We are a gullible people, and have become more so with the evolution and development of ever more persuasive propaganda.  We accept many commonly popular economic or political “established facts” as truth almost without question. We forget or are ignorant of the fact that there are large well financed organizations in whose interest it is to provide us with information and views that will polarize our own thinking and values to parallel those of these powerful influences.  In effect we are provided with the scaffolding for an illusion which we fill in according to our own personal, but mainstream media propaganda and other organization-channeled input.  In creating such illusions it seems appropriate to paraphrase President Reagan’s comment: it’s not that we are ignorant, but that we know so much that simply isn’t so.

Corporate taxes

Corporate revenues and after-tax profits have grown unevenly, but at the admirable rate of 7.1% for at least five decades, which also provided impetus for high rates of investment return in the stock market over that period.  If America’s corporate tax rate was effectively the highest in the developed world, and was such a disadvantage, how were these corporations able to generate this decades-long record-breaking growth?  If our corporate tax rate was and still is such a disadvantage, how is it that American corporations have grown to become global powerhouses which today often have more influence than many sovereign nations, and essentially “dominate the world”. Could it be that the alleged disadvantage to American corporations is an illusion?

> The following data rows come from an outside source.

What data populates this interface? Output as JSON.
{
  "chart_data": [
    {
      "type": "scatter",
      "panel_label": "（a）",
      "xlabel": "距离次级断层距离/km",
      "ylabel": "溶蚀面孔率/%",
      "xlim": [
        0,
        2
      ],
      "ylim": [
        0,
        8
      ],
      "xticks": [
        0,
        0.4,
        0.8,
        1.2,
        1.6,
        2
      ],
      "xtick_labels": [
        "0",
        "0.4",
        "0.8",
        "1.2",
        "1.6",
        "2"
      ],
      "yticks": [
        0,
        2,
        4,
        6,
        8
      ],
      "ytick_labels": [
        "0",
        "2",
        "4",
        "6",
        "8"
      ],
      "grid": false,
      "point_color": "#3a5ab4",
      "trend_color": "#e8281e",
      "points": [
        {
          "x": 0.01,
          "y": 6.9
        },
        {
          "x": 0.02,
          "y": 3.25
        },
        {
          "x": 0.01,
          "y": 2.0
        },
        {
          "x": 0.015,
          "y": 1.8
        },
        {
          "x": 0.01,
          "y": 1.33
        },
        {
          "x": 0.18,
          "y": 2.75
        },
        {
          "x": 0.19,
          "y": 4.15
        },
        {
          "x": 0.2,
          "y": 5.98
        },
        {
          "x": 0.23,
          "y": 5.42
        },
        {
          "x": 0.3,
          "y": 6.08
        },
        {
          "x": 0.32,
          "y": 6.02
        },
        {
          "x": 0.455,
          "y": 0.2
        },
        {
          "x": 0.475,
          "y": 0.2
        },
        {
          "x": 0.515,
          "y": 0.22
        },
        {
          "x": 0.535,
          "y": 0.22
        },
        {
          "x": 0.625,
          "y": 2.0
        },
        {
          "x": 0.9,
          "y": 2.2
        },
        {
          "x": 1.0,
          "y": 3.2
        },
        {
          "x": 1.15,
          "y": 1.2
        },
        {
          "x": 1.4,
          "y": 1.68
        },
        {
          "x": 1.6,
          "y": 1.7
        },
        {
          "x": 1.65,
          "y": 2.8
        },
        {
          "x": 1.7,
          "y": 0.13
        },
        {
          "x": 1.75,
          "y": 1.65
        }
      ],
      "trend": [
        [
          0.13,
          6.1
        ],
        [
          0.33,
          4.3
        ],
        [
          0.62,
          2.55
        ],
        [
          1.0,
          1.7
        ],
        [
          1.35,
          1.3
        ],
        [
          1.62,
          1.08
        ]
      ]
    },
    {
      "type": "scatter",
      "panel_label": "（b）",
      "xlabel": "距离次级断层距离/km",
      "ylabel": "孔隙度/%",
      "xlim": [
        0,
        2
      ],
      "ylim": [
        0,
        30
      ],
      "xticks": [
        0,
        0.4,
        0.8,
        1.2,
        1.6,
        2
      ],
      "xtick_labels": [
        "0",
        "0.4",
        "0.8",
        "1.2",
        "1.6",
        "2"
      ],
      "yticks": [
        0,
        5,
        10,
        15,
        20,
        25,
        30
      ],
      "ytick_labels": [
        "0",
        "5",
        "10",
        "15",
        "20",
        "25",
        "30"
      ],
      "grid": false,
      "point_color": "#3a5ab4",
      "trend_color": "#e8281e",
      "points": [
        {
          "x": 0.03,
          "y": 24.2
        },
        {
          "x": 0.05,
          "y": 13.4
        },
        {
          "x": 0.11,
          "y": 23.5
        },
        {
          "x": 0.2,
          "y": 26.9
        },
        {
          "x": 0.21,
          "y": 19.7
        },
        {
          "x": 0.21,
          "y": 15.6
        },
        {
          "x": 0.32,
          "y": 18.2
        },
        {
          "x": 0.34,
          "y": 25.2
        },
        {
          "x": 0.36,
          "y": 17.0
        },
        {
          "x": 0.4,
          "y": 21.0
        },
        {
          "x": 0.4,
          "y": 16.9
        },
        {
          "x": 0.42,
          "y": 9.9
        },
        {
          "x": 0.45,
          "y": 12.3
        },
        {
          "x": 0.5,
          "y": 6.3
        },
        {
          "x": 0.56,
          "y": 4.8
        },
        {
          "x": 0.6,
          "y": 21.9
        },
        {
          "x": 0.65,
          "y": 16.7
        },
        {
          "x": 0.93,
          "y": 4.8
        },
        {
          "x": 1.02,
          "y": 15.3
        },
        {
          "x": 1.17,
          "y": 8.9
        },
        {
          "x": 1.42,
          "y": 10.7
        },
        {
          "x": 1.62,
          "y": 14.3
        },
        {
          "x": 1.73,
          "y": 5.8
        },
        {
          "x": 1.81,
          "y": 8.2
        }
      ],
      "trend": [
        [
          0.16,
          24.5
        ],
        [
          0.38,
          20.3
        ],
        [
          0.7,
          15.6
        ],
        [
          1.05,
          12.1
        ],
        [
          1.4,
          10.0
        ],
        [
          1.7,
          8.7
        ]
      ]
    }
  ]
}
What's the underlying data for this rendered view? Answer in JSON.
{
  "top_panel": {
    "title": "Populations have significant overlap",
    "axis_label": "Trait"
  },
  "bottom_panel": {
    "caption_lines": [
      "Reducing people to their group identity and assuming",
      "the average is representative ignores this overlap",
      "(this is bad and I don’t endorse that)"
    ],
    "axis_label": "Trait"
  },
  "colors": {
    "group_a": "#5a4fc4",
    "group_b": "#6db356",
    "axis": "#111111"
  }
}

Corporations today are more powerful and influential than ever before. Corporate profit allows them to spend on research, product development, and increasingly efficient production facilities around the globe, and to purchase significant political influence in most foreign countries – where bribery is not considered as offensive or criminal as it appears to be in the US.  Of course it is not that we do not have corruption or bribery in the U.S., it is just that its greater criminalization in the states simply requires more adept facades at concealing its occurrence. Their economic power allows corporations to finance elections both domestically and internationally of chosen representatives who in turn can provide certain desired legislation for exclusions or reductions from restrictive regulations, which favorably affects profits or their taxation. The accepted fact that corporations are at a huge disadvantage relative to foreign countries is a well-crafted illusion.

According to the St. Louis FED data, growth of total U.S. corporate earnings over the 1965-2016 period grew from $55.2 billion in 1965 to $1,787 billion by 2016, compounding at a rate of 7.1%.  By comparison, growth of America’s GDP over 1948-2017 period was at 3.2%.  These statistics confirm that global expansion and productivity efficiencies allowed corporate earnings to grow rapidly relative to overall GDP growth.  

The following graph details this corporate earnings growth and compares it to the taxes corporations actually paid.  It is interesting to note that from the 1975-1995 period the actual effective tax rate appeared to come in at about a 33% rate; but this rate after turn of the century dropped dramatically to a rate ranging from the high teens to the low twenties per cent. 

Highlighting corporate earnings, taxes paid, and the effective calculated tax rate we show this data for specific years in the following table:

The dramatic observation here is that while the stated corporate tax rate was 35%, the actual tax rate allowing various exclusions and deductions turns out to be far lower.  The actual effective tax rate appears as having been close to the rate which the new tax code is likely to establish as the new legal burden.  Accordingly, under the new reduced rate, effective tax rates are likely to migrate to the low teens over the next few years.

In these graphs we used only eleven data points, quinquennially from 1965; this means that we do not show a dramatic spike or decline in earnings that may have taken place in the interim years. However, these data points show the level and trend of earnings and taxes well enough to demonstrate its true characteristics.

We also take a long-term look at the share of income taxes paid by corporations relative to that of individuals. 

Please note that these two graphs show similarities, because both graphs show corporate taxes, but the second graph is quite different.  The rapid rise in the blue line of second graph represents the rapidly increasing taxes that individuals have to pay relative to corporations.  This graph clearly shows that the tax burden over decades has shifted from corporations to the individual taxpayer, such that the burden corporate of taxes is visibly an illusion.  With this information available from both charts and the data table, we can surmise that in regards to corporate taxation “the corporation doth protest too much”.

The consumer driven economy and taxes

The American economy is universally acknowledged to be driven by the spending activity of its citizen consumers – that is, we have a consumer-driven economy.  How is it then that politicians, in a nearly unanimous voice, are clamoring more to reduce the tax rate for corporations as opposed to individuals?  Reducing the rate of tax for corporations does not add income to the consumer; therefore, it does little or nothing to stimulate the consumer-driven economy.  Corporations with more after-tax money will not create more jobs or produce more products, if consumers do not have considerably more disposable income.  Corporate management is too sophisticated to be drawn into spending to create more production facilities or domestic jobs without the very real prospect of having its products sold at a profit.